The single exception is localhost, where browsers accept Secure cookies over plain HTTP. Development and E2E runs need no TLS and no insecure-cookie flag.

The login rate limiter counts failed attempts per client IP taken from X-Forwarded-For, and it honors that header only from configured trusted proxies. Undeployed, every visitor arrives from the proxy’s address and shares one budget: a handful of failed logins by anyone locks out login for everyone.

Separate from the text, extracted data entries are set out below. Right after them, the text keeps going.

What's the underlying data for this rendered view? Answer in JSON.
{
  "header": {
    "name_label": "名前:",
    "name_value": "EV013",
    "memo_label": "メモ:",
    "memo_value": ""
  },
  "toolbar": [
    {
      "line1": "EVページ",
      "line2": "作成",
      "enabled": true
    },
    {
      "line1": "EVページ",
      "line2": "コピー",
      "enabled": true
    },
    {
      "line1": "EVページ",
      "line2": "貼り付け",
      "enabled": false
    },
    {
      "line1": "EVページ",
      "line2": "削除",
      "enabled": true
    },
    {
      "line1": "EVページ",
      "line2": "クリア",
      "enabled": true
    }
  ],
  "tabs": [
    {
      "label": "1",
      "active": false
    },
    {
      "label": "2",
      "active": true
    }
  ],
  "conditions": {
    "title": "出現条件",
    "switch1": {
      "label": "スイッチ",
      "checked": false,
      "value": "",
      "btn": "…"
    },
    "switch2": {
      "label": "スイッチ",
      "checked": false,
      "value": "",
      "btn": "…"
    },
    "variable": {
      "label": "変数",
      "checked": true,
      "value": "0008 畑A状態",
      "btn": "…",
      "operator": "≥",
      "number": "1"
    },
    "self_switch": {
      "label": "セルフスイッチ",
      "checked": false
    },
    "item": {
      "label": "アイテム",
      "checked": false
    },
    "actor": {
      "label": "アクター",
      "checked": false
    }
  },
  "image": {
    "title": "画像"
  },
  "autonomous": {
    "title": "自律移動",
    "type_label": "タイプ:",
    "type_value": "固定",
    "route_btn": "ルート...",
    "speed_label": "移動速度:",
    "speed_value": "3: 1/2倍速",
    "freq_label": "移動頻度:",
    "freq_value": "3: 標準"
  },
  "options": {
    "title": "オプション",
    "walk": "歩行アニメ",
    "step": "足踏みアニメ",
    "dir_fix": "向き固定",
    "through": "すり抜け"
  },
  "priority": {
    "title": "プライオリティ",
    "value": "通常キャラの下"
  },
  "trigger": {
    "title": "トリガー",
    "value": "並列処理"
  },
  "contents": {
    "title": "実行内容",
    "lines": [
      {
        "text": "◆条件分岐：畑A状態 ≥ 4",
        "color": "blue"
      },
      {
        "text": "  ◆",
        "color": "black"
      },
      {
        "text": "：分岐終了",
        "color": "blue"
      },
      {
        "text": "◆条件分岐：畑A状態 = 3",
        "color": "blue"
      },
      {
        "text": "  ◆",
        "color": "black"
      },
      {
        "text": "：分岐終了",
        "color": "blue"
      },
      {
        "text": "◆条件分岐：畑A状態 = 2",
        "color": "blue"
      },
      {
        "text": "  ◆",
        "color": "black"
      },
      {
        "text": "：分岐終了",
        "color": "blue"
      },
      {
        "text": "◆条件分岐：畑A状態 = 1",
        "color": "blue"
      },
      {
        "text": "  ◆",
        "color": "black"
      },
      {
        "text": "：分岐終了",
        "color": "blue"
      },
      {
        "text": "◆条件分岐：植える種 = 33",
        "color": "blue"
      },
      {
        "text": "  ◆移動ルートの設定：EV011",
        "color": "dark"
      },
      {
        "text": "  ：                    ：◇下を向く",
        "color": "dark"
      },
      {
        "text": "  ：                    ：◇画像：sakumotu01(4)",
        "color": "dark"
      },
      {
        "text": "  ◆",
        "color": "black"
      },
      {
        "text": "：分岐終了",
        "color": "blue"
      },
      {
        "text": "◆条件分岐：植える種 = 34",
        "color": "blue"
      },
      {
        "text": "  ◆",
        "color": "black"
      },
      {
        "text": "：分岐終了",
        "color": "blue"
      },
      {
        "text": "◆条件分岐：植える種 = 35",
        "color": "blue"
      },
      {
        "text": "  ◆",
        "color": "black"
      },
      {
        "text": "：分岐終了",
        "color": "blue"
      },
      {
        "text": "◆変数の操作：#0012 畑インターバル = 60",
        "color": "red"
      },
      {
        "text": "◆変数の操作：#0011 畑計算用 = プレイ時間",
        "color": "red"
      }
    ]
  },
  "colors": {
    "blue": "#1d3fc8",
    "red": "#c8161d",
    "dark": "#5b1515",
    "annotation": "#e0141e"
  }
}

Set the proxy’s network range in the app configuration, feeding ratelimit.Config.TrustedProxies through ParseTrustedProxies. For a proxy on a shared container network, find the subnet with:

Terminal window
docker network inspect <proxy-network> \
-f '{{range .IPAM.Config}}{{.Subnet}}{{end}}'

Make the deployment fail loudly when the value is missing instead of degrading silently:

environment:
MYAPP_TRUSTED_PROXIES: "${MYAPP_TRUSTED_PROXIES:?set to the proxy network subnet}"

Trusting a range means trusting every workload inside it to write X-Forwarded-For honestly. Keep the proxy network limited to the proxy and the apps it fronts.

Bootstrap the first admin through the binary

Section titled “Bootstrap the first admin through the binary”

authkit.CreateAdmin backs a subcommand of the app binary, reading the password as one line from stdin. It needs no shell and no extra tooling, so it works in distroless images:

Terminal window
docker compose exec myapp /myapp createadmin \
-email you@example.com -name "Your Name"

Never bootstrap by inserting rows manually. The subcommand validates input, hashes the password, and migrates the auth schema first.

authkit/postgres owns the auth schema and records its lineage in its own auth.goose_db_version table. The app’s migrations keep their own table. On every start, run both migrators, the library’s first:

if err := authkitpg.Migrate(ctx, databaseURL); err != nil {
return err
}
if err := appMigrate(ctx, databaseURL); err != nil {
return err
}

Two migration lineages sharing one version table corrupt each other. Any additional schema-owning module, such as a plugin, follows the same rule with its own table.

Session lifetime, cookie name, sweep cadence, and the rate budget are fields on authkit.Config, authkit.ReaperConfig, and ratelimit.Config. Their documentation and defaults live with the code. Bind them to env vars in the app, and give each product its own cookie name in the __Host-myapp_session shape.